Migrations with AI, again
I recently conjectured that AI will make migrating software much faster and much safer--in some cases it will be so different that it won't feel like a "fast migration" as much as a new and different software process.
Having finished the migration that prompted those reflections, I'm even more confident in these claims. Again, the migration involved moving from a non-relational to a relational database:
- Approximately one million items across a handful of tables, and
- Significant related architectural simplifications, on a
- Low- but not zero-traffic system.
Many migrations are larger and more complex than this, but many are not, and I don't think things would have been meaningfully different at 2x to 4x this scale.
First, my views about migrations have changed. I suspect that:
- We overemphasize how intrinsically unpredictable most migrations are. New systems do bring unpredictability, and that uncertainty does compound super-linearly (in the sense that N sources of uncertainty creates much more than N times as much total system uncertainty). But many tools are well-known, many combinations of tools are well-studied, many mutually reinforcing kinds of tests and checks can be written, and parts of migrations can often be done independently.
- Almost the same claim, from a different angle: migrations are limited by available human effort more than we often admit. It is one thing to say that you're doing everything you can to get it right, and quite another to actually make sure all your migration scripts are idempotent, test your scripts properly, govern the whole system via CDK or some other infrastructure-as-code tool, execute the migration in a test environment, take reasonable steps to make that test environment more like production, and so on.
- Migrations are highly sensitive to their executors' ability to maintain focus and keep doing annoying work to high standards for a long time.
Happily, AI is very good at doing lots of well-understood, annoying work quickly. The next time you're doing a migration of roughly this shape, consider:
- Can you shore up the testing of the source system?
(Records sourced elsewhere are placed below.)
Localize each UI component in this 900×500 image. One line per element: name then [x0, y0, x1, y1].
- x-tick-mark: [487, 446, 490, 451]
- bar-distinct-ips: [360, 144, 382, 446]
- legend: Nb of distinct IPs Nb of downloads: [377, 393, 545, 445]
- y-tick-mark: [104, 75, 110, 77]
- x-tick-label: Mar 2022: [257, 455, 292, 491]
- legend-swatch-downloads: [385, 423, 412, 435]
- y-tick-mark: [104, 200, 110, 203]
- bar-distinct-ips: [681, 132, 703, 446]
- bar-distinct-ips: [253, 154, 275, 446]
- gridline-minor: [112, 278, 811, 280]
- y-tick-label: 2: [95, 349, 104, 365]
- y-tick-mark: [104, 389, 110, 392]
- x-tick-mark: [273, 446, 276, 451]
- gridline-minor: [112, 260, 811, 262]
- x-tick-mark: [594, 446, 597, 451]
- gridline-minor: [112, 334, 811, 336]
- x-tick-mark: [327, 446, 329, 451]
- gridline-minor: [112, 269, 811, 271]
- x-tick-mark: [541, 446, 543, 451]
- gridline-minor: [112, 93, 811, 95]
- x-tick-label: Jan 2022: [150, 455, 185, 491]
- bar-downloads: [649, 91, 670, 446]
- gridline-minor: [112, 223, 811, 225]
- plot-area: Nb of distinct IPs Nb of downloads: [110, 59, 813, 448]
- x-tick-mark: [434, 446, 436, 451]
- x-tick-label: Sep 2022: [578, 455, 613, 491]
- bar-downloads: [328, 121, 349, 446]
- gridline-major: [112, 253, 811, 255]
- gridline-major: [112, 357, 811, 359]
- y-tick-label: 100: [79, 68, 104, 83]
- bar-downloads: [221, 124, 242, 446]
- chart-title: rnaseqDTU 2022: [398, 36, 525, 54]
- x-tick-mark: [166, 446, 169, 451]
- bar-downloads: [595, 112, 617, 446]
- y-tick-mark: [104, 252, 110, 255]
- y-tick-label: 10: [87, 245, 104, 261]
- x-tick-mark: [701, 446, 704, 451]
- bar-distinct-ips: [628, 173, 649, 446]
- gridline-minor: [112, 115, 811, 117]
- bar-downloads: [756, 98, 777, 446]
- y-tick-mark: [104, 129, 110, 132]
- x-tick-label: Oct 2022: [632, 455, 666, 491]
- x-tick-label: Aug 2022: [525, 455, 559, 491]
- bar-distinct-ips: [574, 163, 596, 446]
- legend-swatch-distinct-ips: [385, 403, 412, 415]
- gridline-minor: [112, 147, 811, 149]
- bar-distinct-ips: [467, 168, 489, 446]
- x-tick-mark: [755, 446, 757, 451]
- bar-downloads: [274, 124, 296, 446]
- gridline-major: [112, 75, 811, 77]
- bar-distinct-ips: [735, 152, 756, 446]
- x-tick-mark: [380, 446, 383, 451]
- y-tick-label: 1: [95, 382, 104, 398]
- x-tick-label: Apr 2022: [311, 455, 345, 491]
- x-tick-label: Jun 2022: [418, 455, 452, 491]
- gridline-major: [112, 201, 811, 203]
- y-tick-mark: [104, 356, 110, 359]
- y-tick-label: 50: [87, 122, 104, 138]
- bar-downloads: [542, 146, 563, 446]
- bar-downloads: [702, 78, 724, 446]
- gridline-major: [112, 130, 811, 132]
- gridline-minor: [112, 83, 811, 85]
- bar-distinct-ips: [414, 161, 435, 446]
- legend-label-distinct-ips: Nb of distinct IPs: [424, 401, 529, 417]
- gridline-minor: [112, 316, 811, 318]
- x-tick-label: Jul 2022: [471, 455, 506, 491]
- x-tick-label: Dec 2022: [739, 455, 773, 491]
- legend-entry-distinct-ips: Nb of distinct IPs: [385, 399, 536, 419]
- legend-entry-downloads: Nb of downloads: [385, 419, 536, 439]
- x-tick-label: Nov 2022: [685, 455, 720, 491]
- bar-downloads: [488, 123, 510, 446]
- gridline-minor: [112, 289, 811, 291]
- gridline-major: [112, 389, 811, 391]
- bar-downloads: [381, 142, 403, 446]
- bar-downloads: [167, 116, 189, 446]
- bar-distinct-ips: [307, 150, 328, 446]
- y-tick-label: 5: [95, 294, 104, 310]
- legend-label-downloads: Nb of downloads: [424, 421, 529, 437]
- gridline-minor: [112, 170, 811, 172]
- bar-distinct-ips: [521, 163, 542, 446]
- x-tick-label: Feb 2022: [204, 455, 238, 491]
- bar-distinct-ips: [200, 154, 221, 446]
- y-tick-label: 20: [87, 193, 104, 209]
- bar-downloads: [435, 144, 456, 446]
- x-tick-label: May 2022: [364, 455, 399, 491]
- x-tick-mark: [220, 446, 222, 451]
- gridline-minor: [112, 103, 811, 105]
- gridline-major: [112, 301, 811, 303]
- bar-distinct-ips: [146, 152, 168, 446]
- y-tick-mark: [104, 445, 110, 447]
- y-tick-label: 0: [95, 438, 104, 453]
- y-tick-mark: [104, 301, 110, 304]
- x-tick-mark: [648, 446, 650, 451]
- Can you get govern more of the source system's infrastructure as code?
- Do you have tons of logging in the target system? (AI is very good at parsing lots of logs, and the cost-benefit of "excessive" logging is very different (i) in a migration (ii) when you have AI to help you.)
- Every time you query a database, are you (i) constructing the query by means of a helper function, (ii) testing that helper function, (iii) logging the query before you make it, and (iv) logging relevant information about the results of the query?
- Have you written tests to verify that the broad shape (e.g., the cardinality) of the data is close enough to equal in the source and target systems?
- Have you written tests to randomly sample data from the source system and compare it to analogous data from the target system?
- There will probably be a critical cutover period: are you sure that everything you need to do then cannot be done before? (Can you do a first migration of the data, with a plan to fill in the difference during the cutover or later? Have you configured all your new infrastructure and ensured that you can observe and access it as necessary?)
- Have you written the full migration plan as a script that is intelligible to AI?
That's only a partial checklist, but this sort of preparation can greatly de-risk a migration. AI is more than happy to help with all of it.
Meanwhile, there are aspects of a migration that are still quite hard for AI, or at least for AI without customization:
- High-level "am I missing anything?" questions;
- Questions of risk and of what data actually needs to get migrated;
- Making sure that there really aren't any dependencies remaining on the old infrastructure.
Here, AI is a useful partner but less likely to be trustworthy. Or, at least, less trustworthy for now. As with all things in software right now, it's changing quickly.
Migrations, besides being an important subject in their own right, are a useful case study in applying AI. However much case-by-case reasoning and subtle judgment are required, they also tend to require a lot of work for which AI is uncontroversially well suited. We all need to learn to recognize situations like this.